9.1 The decades of underfunding of the NHS have taken their toll on cancer equipment and facilities.

Staff have to struggle with ageing, unreliable equipment; patients have to wait for diagnosis and treatment because of inadequate provision of essential equipment and facilities.

9.2 Cancer facilities are unevenly distributed across the country. And the further away a patient lives from a radiotherapy centre, or the lower the number of linear accelerators in the area, the less chance the patient has of being referred for treatment. The Survey of Radiotherapy Provision, commissioned by the Department of Health and published in June 2000 highlighted the inequalities across the country in access to radiotherapy. The same is true of equipment for diagnosis of cancer.

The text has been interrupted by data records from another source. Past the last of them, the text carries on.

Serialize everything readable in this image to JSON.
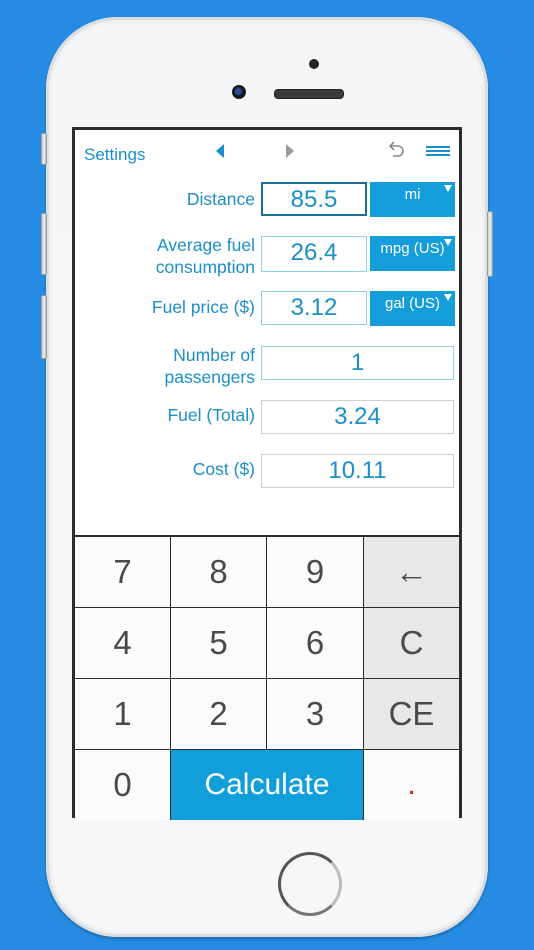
{
  "header": {
    "settings_label": "Settings",
    "prev_icon": "triangle-left-icon",
    "next_icon": "triangle-right-icon",
    "undo_icon": "undo-arrow-icon",
    "menu_icon": "hamburger-menu-icon"
  },
  "form": {
    "distance": {
      "label": "Distance",
      "value": "85.5",
      "unit": "mi"
    },
    "consumption": {
      "label_line1": "Average fuel",
      "label_line2": "consumption",
      "value": "26.4",
      "unit": "mpg (US)"
    },
    "price": {
      "label": "Fuel price ($)",
      "value": "3.12",
      "unit": "gal (US)"
    },
    "passengers": {
      "label_line1": "Number of",
      "label_line2": "passengers",
      "value": "1"
    },
    "fuel_total": {
      "label": "Fuel (Total)",
      "value": "3.24"
    },
    "cost": {
      "label": "Cost ($)",
      "value": "10.11"
    }
  },
  "keypad": {
    "keys": [
      "7",
      "8",
      "9",
      "←",
      "4",
      "5",
      "6",
      "C",
      "1",
      "2",
      "3",
      "CE",
      "0",
      "Calculate",
      "."
    ]
  },
  "colors": {
    "background": "#268ce3",
    "accent": "#139edb",
    "text_accent": "#1a8fc9",
    "function_key": "#e8e8e8",
    "dot_key": "#e02020"
  }
}
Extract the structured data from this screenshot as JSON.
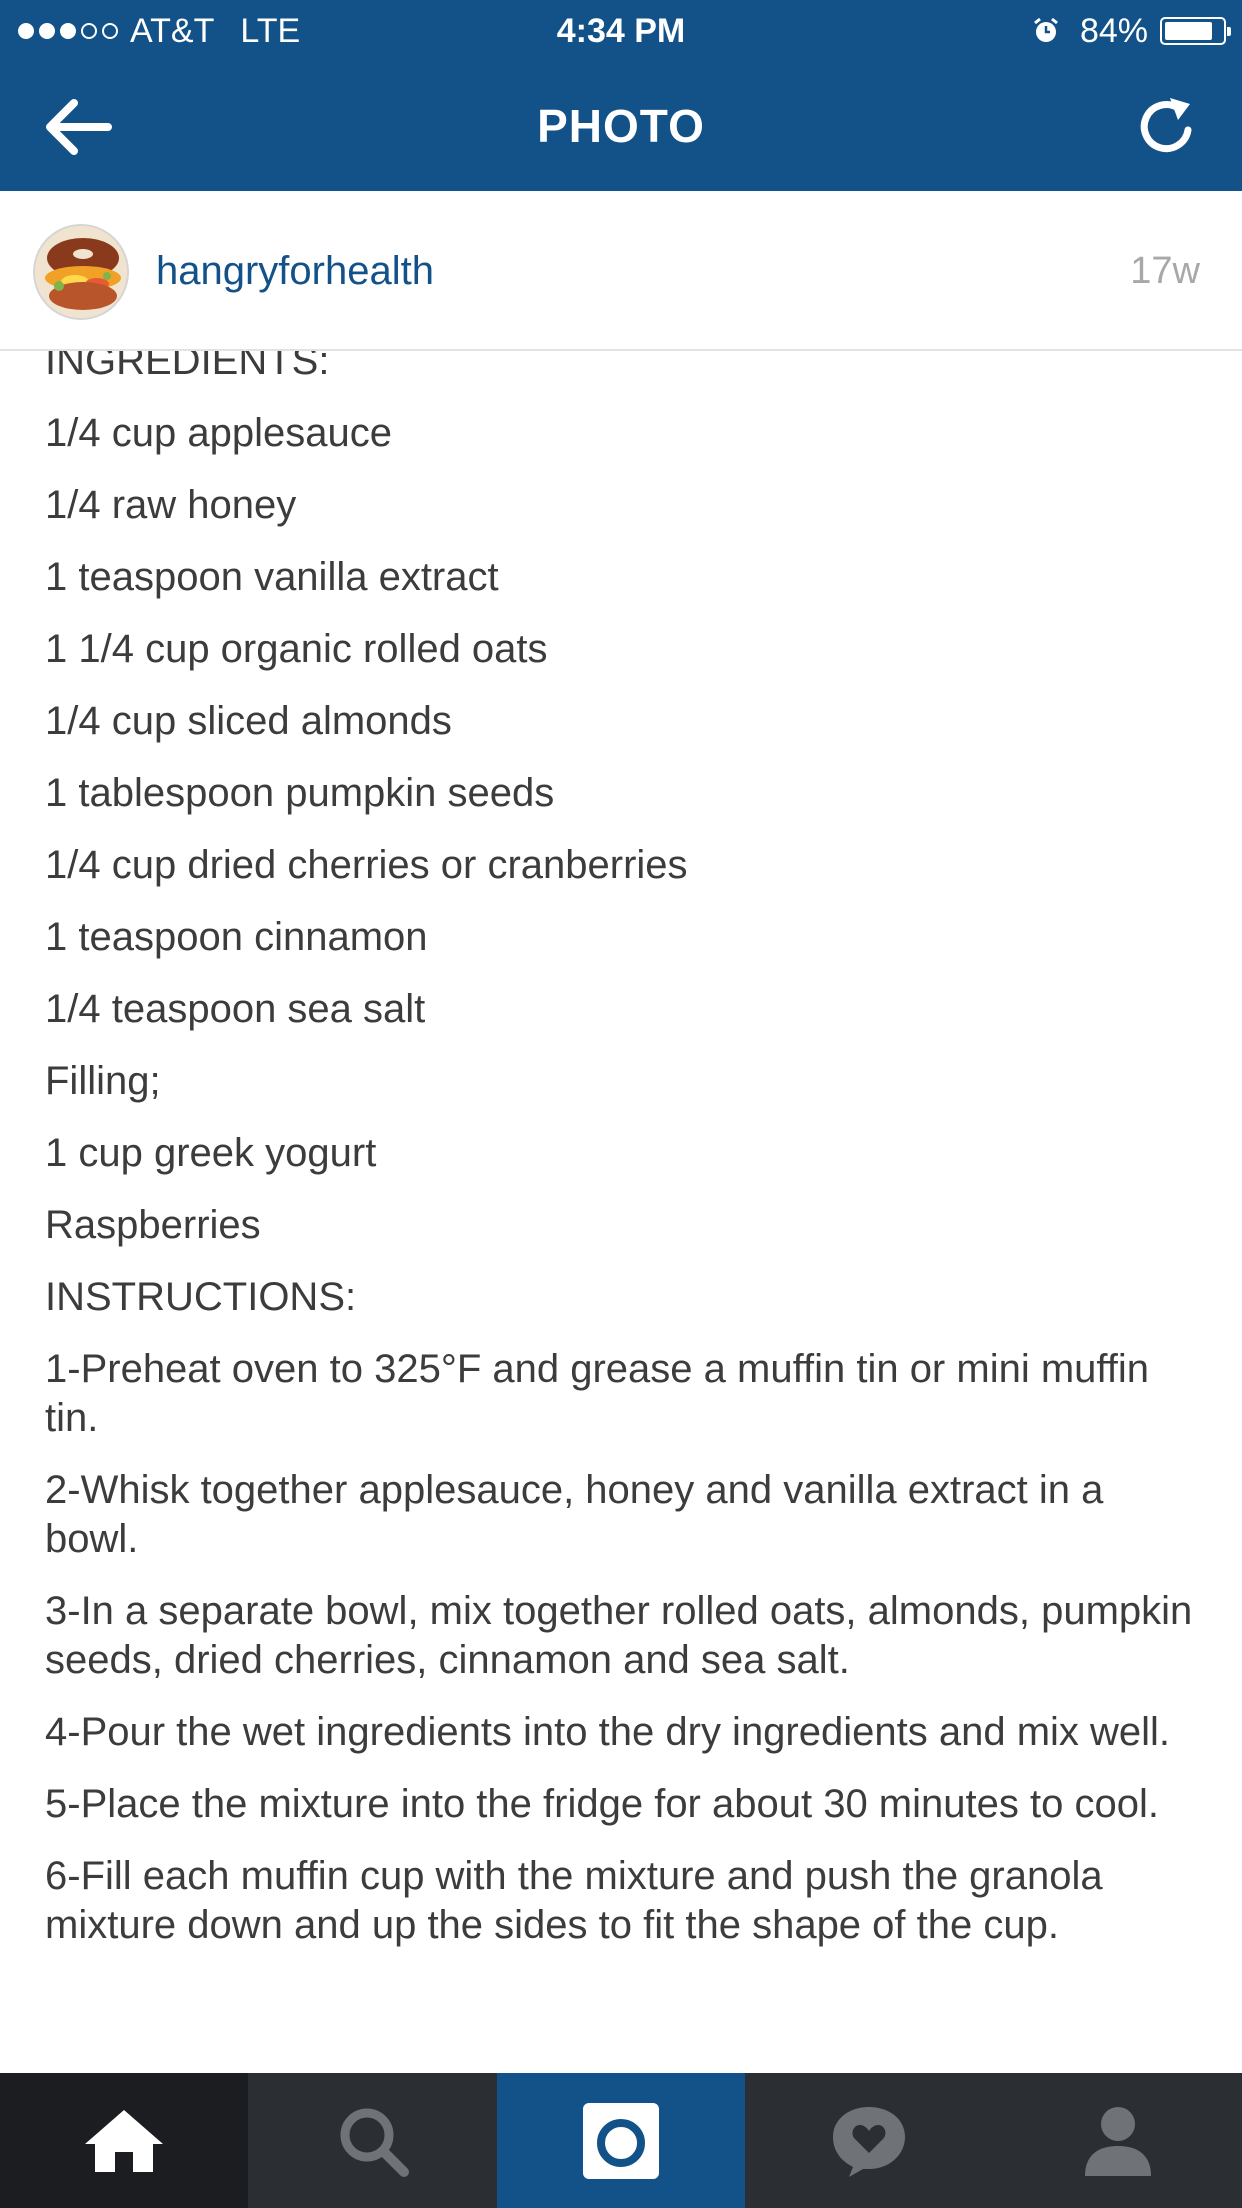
{
  "status_bar": {
    "carrier": "AT&T",
    "network": "LTE",
    "time": "4:34 PM",
    "battery_percent": "84%",
    "battery_level": 0.84,
    "signal_bars_filled": 3,
    "signal_bars_total": 5
  },
  "nav": {
    "title": "PHOTO",
    "back_icon": "arrow-left-icon",
    "refresh_icon": "refresh-icon"
  },
  "post": {
    "username": "hangryforhealth",
    "age": "17w",
    "caption_lines": [
      "INGREDIENTS:",
      "1/4 cup applesauce",
      "1/4 raw honey",
      "1 teaspoon vanilla extract",
      "1 1/4 cup organic rolled oats",
      "1/4 cup sliced almonds",
      "1 tablespoon pumpkin seeds",
      "1/4 cup dried cherries or cranberries",
      "1 teaspoon cinnamon",
      "1/4 teaspoon sea salt",
      "Filling;",
      "1 cup greek yogurt",
      "Raspberries",
      "INSTRUCTIONS:",
      "1-Preheat oven to 325°F and grease a muffin tin or mini muffin tin.",
      "2-Whisk together applesauce, honey and vanilla extract in a bowl.",
      "3-In a separate bowl, mix together rolled oats, almonds, pumpkin seeds, dried cherries, cinnamon and sea salt.",
      "4-Pour the wet ingredients into the dry ingredients and mix well.",
      "5-Place the mixture into the fridge for about 30 minutes to cool.",
      "6-Fill each muffin cup with the mixture and push the granola mixture down and up the sides to fit the shape of the cup."
    ]
  },
  "tabbar": {
    "tabs": [
      {
        "icon": "home-icon",
        "active": true
      },
      {
        "icon": "search-icon",
        "active": false
      },
      {
        "icon": "camera-icon",
        "active": false
      },
      {
        "icon": "activity-heart-icon",
        "active": false
      },
      {
        "icon": "profile-icon",
        "active": false
      }
    ]
  },
  "colors": {
    "brand_blue": "#135288",
    "tabbar_bg": "#2b2e33",
    "tab_active_bg": "#1b1d20",
    "text": "#3c3c3c",
    "timestamp": "#a8a8a8"
  }
}
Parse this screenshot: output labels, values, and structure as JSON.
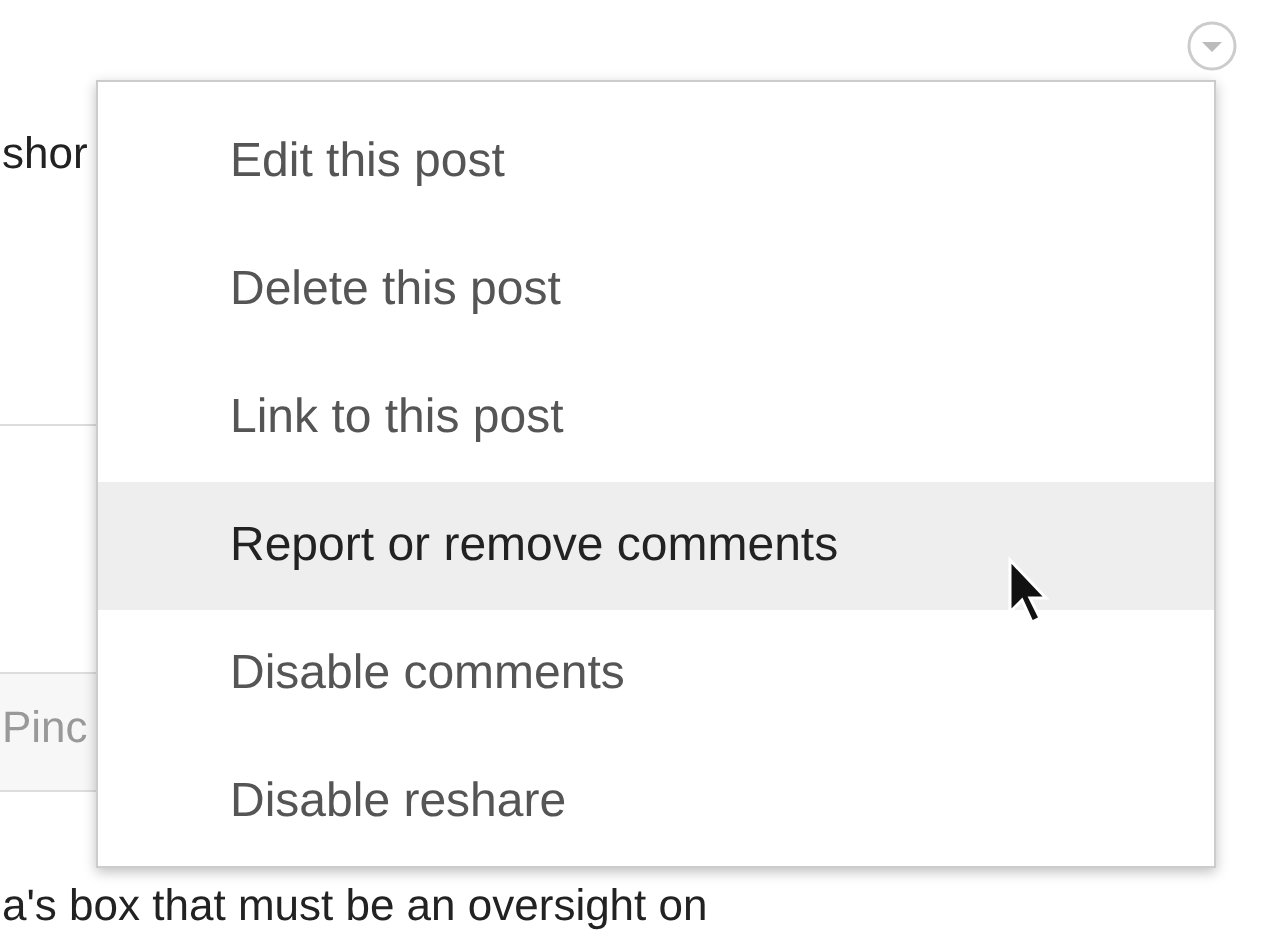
{
  "post": {
    "text_fragment": "shor",
    "field_fragment": "Pinc",
    "body_fragment": "a's box that must be an oversight on"
  },
  "menu": {
    "items": [
      {
        "label": "Edit this post",
        "highlighted": false
      },
      {
        "label": "Delete this post",
        "highlighted": false
      },
      {
        "label": "Link to this post",
        "highlighted": false
      },
      {
        "label": "Report or remove comments",
        "highlighted": true
      },
      {
        "label": "Disable comments",
        "highlighted": false
      },
      {
        "label": "Disable reshare",
        "highlighted": false
      }
    ]
  }
}
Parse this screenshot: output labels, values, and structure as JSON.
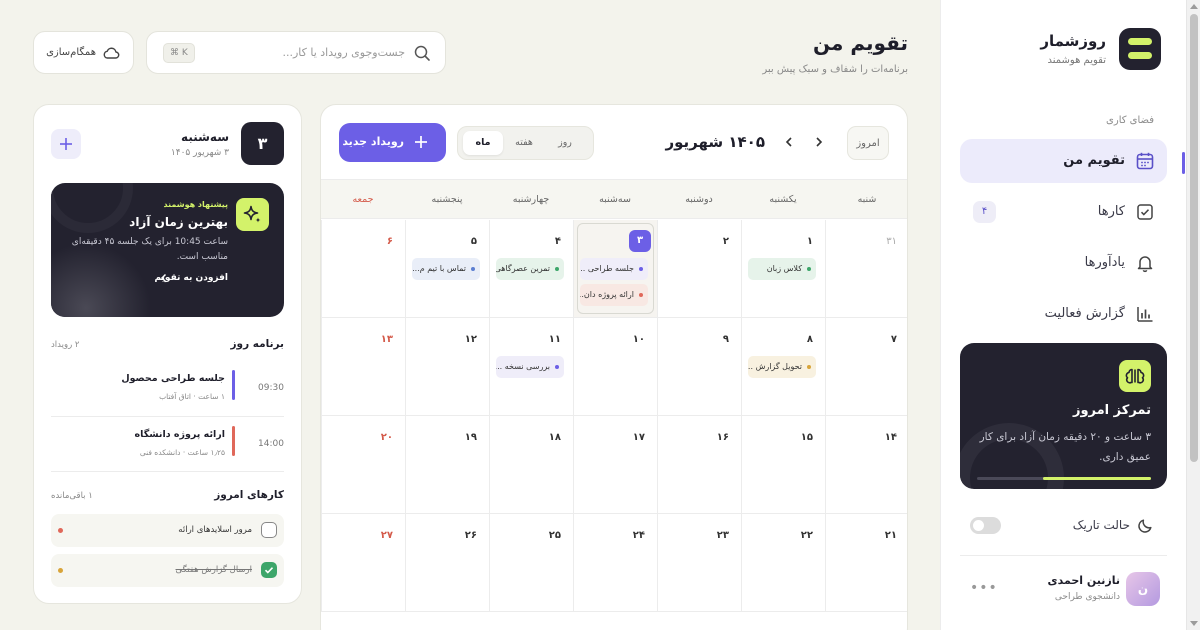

9.3 Addressing regional imbalances requires planning and cannot be achieved overnight. It takes some 18 months from the time of ordering an additional linear accelerator until it is able to start treating patients. New concrete bunkers are needed to house the equipment. Once installed in the bunker, up to six months of checks and calibrations are needed to ensure the machine will function safely.

9.4 Putting right these decades of under-investment will take time. There are limits to the number of new machines and new buildings that can be manufactured and installed each year. We have already made a start.

New Opportunities Fund

£93 million from the National Lottery New Opportunities Fund is being used to buy:

  • 226 mammography machines
  • 46 ultrasound units and
  • 60 trailers for the Breast Screening Programme
  • 33 MRI scanners to support the accurate diagnosis and staging of cancer patients
  • 56 linear accelerators.

This means that all linear accelerators over 11 years old in 1999 are being replaced and an additional 14 new machines are being purchased to start to tackle inequalities in access to radiotherapy.

 9.5 On top of the equipment being funded through the New Opportunities Fund (see above), as a result of the NHS Plan, over the next three years there will be a further 50 new MRI scanners, 200 new CT scanners and 45 linear accelerators. This will mean that the NHS meets the Royal College of Radiologists' current recommendation of 4 linear accelerators per million population. Funding has been made available for modern treatment planning computers and simulation equipment so that the full benefits of all the linear accelerators purchased can be realised. A further £15 million is being invested to support modernisation of 23 pathology services.